Call to review citizenship law

Call to review citizenship law

PETALING JAYA: A total of 16,392 stateless persons have been residing in Peninsular Malaysia from 2016 until June this year and of the cases verified by an NGO, it is estimated that 7,000 have been recognised as Malaysians while the rest are without citizenship.

Development of Human Resources and Rural Areas (DHRRA) director of social protection Maalini Ramalo said of the total cases, 9,392 are categorised as stateless and waiting for the outcome of their applications.

“Article 15A of the Federal Constitution limits applications under special circumstances to those under the age of 21,” she said.

Maalini added that the numbers presented by DHRAA are only the tip of the iceberg and the issue of statelessness is much bigger.

“For cases registered under DHRRA, we only collected the data throughout Malaysia except for Kelantan, Terengganu, Sabah and Sarawak due to a shortage of resources.

“Furthermore, we only focused on cases involving pre-independence and childhood statelessness. The numbers do not include Orang Asli communities and the Borneo population.”

Malini is calling for the citizenship law to be reviewed with relevant stakeholders while transparency in policies and amendments must be made to reduce the vulnerability of stateless children.

She said the immediate need is to implement transparent policies that recognise stateless persons in Malaysia.

“Children born in Malaysia to stateless parents have no hope of getting foreign citizenship. Their strong attachment to Malaysia should enable the necessary protection and citizenship based on the safeguards provided in the Federal Constitution.

“Even the law regarding children born out of wedlock to Malaysian men must be reformed, especially when Malaysia is one of the last two countries in the world (the other being Barbados) that discriminates against men and restricts citizenship for their children,” she said.

“Foundling children (those abandoned after birth) and those adopted by either one Malaysian parent should be given automatic citizenship. None of these situations should be left to the discretion of the Home Ministry.”

Maalini said currently, Article 15A of the Federal Constitution provides the government with “special powers”.

“The government can register anyone below the age of 21 as a citizen under ‘special circumstances as it sees fit’. In reality, anyone who is born or adopted by a Malaysian parent can apply for citizenship under this provision with the necessary documents. But the application process is agonising for children of Malaysians without citizenship because they are not prioritised despite not having any access to another country’s citizenship,” she said.

“Children over 21 are then denied citizenship under Article 15A based on the assumption that they can access citizenship in their foreign parents’ country. But this is untrue.”

Maalini said the issue of statelessness is of serious concern to the affected children as they are given only minimum access to Malaysian facilities.

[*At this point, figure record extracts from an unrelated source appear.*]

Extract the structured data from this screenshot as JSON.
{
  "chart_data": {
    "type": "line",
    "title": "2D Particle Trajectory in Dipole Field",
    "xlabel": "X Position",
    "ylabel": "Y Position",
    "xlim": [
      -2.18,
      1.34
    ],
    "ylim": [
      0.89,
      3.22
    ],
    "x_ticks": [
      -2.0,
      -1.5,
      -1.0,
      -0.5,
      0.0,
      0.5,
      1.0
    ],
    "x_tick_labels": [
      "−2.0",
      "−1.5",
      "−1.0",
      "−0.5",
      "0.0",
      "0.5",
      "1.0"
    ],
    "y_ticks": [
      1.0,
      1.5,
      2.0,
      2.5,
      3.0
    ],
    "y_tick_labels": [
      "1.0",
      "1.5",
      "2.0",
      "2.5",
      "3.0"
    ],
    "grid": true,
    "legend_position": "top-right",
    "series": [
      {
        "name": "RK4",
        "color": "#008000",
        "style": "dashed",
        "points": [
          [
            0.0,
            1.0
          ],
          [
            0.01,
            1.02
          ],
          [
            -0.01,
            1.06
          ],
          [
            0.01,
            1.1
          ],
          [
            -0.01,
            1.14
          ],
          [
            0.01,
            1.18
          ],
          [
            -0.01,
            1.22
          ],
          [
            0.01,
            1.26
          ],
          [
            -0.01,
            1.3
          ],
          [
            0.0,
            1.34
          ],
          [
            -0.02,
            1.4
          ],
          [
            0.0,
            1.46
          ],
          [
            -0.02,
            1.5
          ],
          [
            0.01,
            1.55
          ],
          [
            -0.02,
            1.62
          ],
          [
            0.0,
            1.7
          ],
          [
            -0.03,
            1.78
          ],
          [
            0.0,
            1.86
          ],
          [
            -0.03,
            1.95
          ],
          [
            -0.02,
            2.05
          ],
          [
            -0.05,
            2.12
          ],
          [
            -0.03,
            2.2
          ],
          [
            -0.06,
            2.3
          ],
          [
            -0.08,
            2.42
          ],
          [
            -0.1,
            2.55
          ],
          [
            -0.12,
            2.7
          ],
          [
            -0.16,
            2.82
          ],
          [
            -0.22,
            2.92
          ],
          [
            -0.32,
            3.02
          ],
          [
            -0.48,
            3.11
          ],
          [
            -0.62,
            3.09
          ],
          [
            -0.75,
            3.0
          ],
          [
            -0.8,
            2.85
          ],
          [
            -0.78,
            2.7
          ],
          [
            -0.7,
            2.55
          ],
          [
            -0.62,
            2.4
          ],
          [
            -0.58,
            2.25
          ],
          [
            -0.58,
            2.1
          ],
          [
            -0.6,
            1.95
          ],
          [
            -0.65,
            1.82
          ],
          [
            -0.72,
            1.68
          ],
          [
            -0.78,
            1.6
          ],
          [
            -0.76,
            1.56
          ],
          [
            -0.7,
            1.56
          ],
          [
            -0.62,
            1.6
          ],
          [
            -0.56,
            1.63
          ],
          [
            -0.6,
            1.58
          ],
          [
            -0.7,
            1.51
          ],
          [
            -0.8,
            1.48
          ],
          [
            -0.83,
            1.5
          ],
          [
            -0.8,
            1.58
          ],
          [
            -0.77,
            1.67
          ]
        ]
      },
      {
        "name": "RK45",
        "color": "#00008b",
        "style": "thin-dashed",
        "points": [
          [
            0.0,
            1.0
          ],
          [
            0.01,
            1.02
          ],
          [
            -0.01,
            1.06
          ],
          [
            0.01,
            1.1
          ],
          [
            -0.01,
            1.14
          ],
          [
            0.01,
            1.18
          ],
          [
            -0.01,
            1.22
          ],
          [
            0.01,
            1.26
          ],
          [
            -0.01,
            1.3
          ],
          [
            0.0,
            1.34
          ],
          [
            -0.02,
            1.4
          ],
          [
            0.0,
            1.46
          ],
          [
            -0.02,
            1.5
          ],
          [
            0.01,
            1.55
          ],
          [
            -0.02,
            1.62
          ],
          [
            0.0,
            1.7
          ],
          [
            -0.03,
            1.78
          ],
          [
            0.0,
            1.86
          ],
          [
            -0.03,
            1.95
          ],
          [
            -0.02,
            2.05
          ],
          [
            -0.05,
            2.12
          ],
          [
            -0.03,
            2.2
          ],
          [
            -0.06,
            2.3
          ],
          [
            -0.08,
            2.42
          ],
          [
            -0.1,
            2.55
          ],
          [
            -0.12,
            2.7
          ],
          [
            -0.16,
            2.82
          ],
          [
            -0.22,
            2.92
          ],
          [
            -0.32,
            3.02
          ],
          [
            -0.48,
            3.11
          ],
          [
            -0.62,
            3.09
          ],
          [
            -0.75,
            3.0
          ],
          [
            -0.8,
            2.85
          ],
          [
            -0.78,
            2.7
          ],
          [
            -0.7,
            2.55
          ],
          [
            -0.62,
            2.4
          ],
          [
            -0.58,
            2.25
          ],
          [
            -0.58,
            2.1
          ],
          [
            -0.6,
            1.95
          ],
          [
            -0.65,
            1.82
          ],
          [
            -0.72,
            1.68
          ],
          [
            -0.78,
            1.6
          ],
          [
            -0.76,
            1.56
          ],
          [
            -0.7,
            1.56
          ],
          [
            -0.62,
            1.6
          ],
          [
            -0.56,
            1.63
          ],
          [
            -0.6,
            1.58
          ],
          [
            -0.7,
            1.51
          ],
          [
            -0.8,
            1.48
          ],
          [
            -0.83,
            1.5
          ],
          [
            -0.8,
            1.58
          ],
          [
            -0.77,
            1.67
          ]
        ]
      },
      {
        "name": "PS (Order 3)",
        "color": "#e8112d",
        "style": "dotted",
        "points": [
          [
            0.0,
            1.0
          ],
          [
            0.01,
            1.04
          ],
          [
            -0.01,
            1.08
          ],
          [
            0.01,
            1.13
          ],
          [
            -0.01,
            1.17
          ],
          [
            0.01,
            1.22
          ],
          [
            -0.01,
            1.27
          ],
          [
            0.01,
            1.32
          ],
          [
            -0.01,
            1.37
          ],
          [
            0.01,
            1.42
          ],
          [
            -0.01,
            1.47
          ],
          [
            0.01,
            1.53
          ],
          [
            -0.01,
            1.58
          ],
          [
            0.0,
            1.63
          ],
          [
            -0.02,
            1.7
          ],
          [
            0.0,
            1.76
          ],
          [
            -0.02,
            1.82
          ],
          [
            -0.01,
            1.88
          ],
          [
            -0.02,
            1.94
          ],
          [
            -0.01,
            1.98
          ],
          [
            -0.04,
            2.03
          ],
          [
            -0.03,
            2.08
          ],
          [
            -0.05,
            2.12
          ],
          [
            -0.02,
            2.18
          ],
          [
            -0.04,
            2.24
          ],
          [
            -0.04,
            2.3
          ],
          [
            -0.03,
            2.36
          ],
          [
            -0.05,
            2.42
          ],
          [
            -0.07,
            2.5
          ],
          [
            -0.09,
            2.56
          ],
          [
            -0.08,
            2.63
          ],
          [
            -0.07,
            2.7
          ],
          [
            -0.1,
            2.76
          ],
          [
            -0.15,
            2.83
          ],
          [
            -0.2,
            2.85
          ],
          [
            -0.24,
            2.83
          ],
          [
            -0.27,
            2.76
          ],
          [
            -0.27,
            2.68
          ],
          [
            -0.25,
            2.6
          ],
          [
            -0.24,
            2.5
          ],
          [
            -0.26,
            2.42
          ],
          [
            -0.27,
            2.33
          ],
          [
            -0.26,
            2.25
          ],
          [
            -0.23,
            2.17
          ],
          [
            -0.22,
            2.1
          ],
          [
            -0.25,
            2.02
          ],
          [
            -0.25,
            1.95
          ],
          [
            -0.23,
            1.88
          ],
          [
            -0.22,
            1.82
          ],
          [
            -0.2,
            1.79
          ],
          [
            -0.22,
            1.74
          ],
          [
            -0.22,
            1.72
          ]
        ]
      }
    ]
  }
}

“The only benefit made available to stateless persons is access to public schools at primary and secondary levels. The application process requires an annual levy to be paid if the child has either one Malaysian parent or is adopted. Other than that, there are no processes available to ensure stateless persons have access to tertiary education, healthcare, employment or mobility,” she said.

“It is disheartening that refugees in Malaysia who carry the UN High Commission for Refugees card can access healthcare with a 50% discount, while children of Malaysian families without citizenship are forced to pay full fees like foreigners.”